Iowa is buoyed by rising net income for corn, soybean and wheat growers and improved cattle, hog and milk earnings. Farmland values in the state were 31 percent in the third quarter of last year, according to the Federal Reserve Bank of Chicago.
Even so, Iowa relies on exporting its products domestically and internationally, according to David Swenson, an economist at Iowa State University in Ames.
“We are stuck in neutral right now waiting for the national economy to pick up steam,” he said. “If the EU goes into recession or if the nation continues to limp along, we will limp along as well.”
Obama’s fourth stop is Colorado, where the unemployment rate is 7.9 percent and the foreclosure rate is relatively low.
Obama highlights Michigan as a success story brought about by the government rescue of General Motors Co. and Chrysler Group LLC. The state’s economy is recovering from the recession at the second-fastest pace in the U.S., lifted by the auto industry revival and local manufacturers, according to the Bloomberg Economic Evaluation of States Index, which uses data on real estate, jobs, taxes and stock prices to gauge growth.
“GM is number one in the world again; Ford is investing in new plants; Chrysler is on the mend,” Obama said yesterday in Chandler, Arizona. “The American auto industry is back.”
In December, Michigan’s unemployment rate was 9.3 percent, down from 11.3 percent at the start of Obama’s presidency.
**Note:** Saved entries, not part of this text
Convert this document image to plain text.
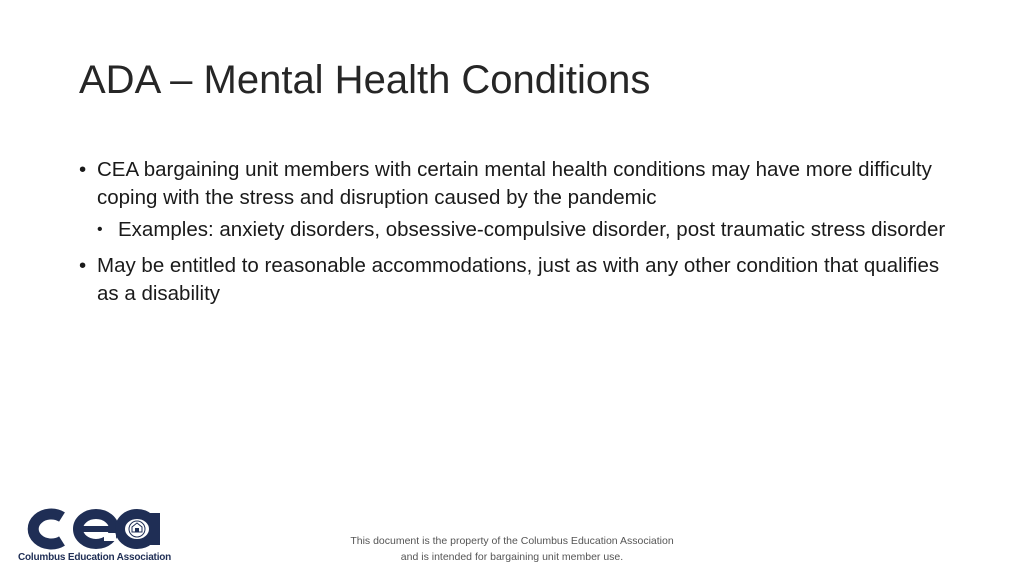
ADA – Mental Health Conditions
• CEA bargaining unit members with certain mental health conditions may have more difficulty coping with the stress and disruption caused by the pandemic
• Examples: anxiety disorders, obsessive-compulsive disorder, post traumatic stress disorder
• May be entitled to reasonable accommodations, just as with any other condition that qualifies as a disability
Columbus Education Association
This document is the property of the Columbus Education Association and is intended for bargaining unit member use.
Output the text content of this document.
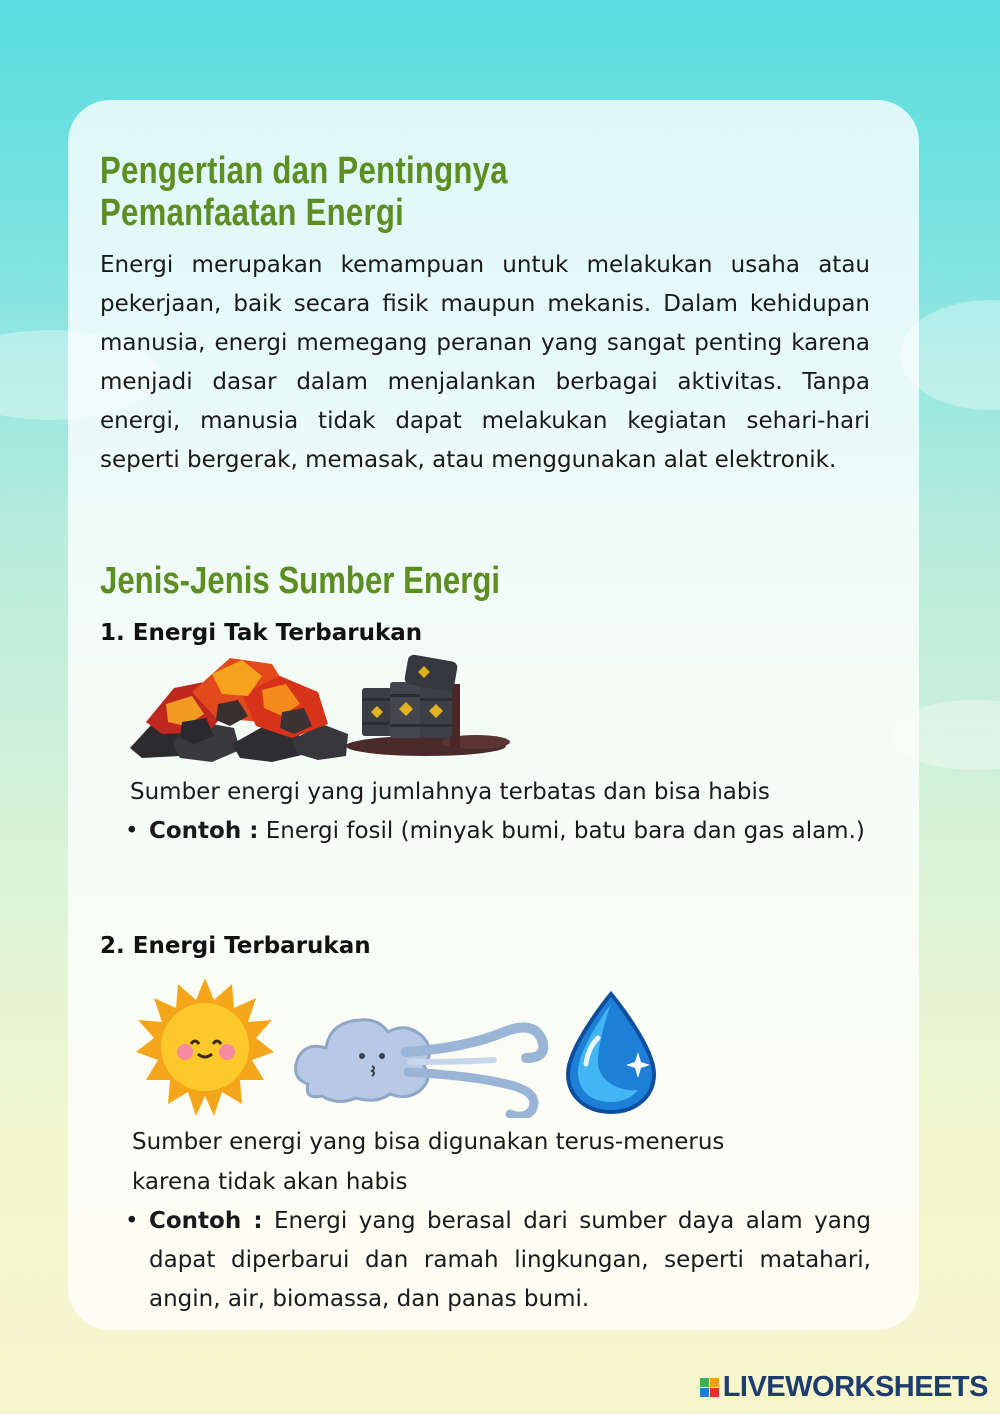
Pengertian dan Pentingnya
Pemanfaatan Energi

Energi merupakan kemampuan untuk melakukan usaha atau pekerjaan, baik secara fisik maupun mekanis. Dalam kehidupan manusia, energi memegang peranan yang sangat penting karena menjadi dasar dalam menjalankan berbagai aktivitas. Tanpa energi, manusia tidak dapat melakukan kegiatan sehari-hari seperti bergerak, memasak, atau menggunakan alat elektronik.

Jenis-Jenis Sumber Energi
1. Energi Tak Terbarukan
Sumber energi yang jumlahnya terbatas dan bisa habis
• Contoh : Energi fosil (minyak bumi, batu bara dan gas alam.)
2. Energi Terbarukan
Sumber energi yang bisa digunakan terus-menerus
karena tidak akan habis
• Contoh : Energi yang berasal dari sumber daya alam yang dapat diperbarui dan ramah lingkungan, seperti matahari, angin, air, biomassa, dan panas bumi.
LIVEWORKSHEETS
The percentage of mortgages in foreclosure or seriously delinquent at the end of the third quarter also declined.
Some of Michigan’s improvement reflects the severity of its fall. Thirty-five percent of the state’s residential homes are underwater, according to CoreLogic, and Michigan has lost almost 300,000 manufacturing jobs over the last decade.
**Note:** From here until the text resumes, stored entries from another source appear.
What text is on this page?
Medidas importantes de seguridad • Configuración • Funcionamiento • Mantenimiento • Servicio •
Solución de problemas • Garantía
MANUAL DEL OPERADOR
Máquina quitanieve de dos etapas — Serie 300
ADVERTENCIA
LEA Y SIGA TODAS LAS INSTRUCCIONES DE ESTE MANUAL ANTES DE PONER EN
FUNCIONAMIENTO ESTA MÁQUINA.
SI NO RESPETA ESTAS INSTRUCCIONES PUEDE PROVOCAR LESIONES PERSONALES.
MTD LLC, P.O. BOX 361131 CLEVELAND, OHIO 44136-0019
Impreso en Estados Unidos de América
Even as GM, Chrysler and Ford Motor Co. are adding production shifts, the bailout of GM and Chrysler engineered by Obama isn’t universally celebrated.
“The state has not completely turned around and many people here harbor a deep resentment over the government intervention in the auto industry,” said Patrick Anderson, chief executive of Anderson Economic Group LLC in East Lansing, Michigan.